En troisième lieu, l’économie chinoise connaît une décélération significative par rapport à ses performances des décennies précédentes, ce qui réduit son rôle de moteur de la croissance mondiale. Après 40 ans de croissance fulgurante, avec une moyenne de 9,5 % sur la période 1980-2019, ce rythme devrait tomber en dessous de 5 % en moyenne. Ce ralentissement est dû à de nombreux facteurs structurels, notamment des vents contraires démographiques, une baisse de la croissance de la productivité, des niveaux d’endettement élevés, un ralentissement du rythme des réformes structurelles et la menace croissante d’une fragmentation géoéconomique. Compte tenu de l’importance de l’économie chinoise pour la croissance des pays méditerranéens par des canaux directs et indirects, le ralentissement de la Chine représente un défi important pour les années à venir.

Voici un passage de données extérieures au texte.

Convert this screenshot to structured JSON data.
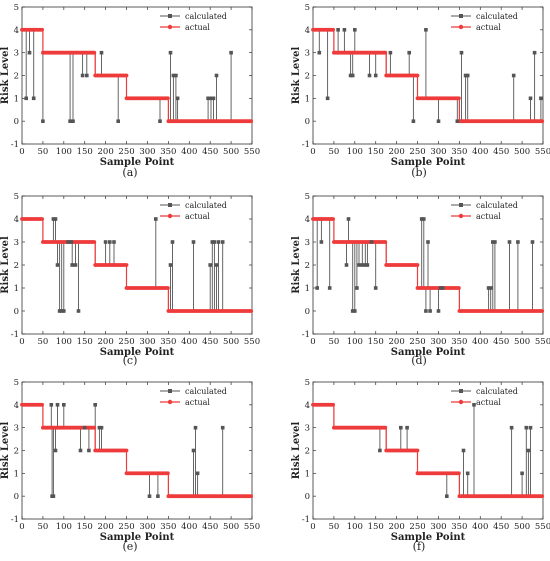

Enfin, le ralentissement généralisé de la croissance de la productivité dans les pays émergents devrait se poursuivre, ce qui pèsera encore sur la croissance économique. Selon les estimations de la Banque mondiale, la productivité dans la zone euro a augmenté à un taux moyen de 2,2 % au cours de la période 2000-2010, et a ralenti à 1,6 % au cours de la période 2011-2021. Cette tendance va se consolider, la croissance moyenne de la productivité tombant à 1,4 % au cours de la période 2022-2030. Le ralentissement de la croissance de la productivité est dû à divers facteurs, notamment la décélération de la croissance de la population en âge de travailler et du niveau d’éducation, et un écart de productivité plus faible avec les économies avancées, ce qui implique un processus de « rattrapage » plus faible. En outre, la capacité des économies européennes à tirer parti de l’intelligence artificielle pour inverser le déclin de la croissance de la productivité est très incertaine.
Dans l’ensemble, après deux décennies de performances exceptionnelles, la croissance des pays émergents continuera à se ralentir dans les années à venir, compte tenu des vents contraires importants dus à l’affaiblissement de la croissance de la productivité et de l’investissement, à la décélération à long terme de l’économie chinoise et à la stagnation du commerce mondial. Cette situation place la barre très haut pour les réformes structurelles dont les pays en développement ont besoin pour poursuivre leur processus de rattrapage des économies avancées.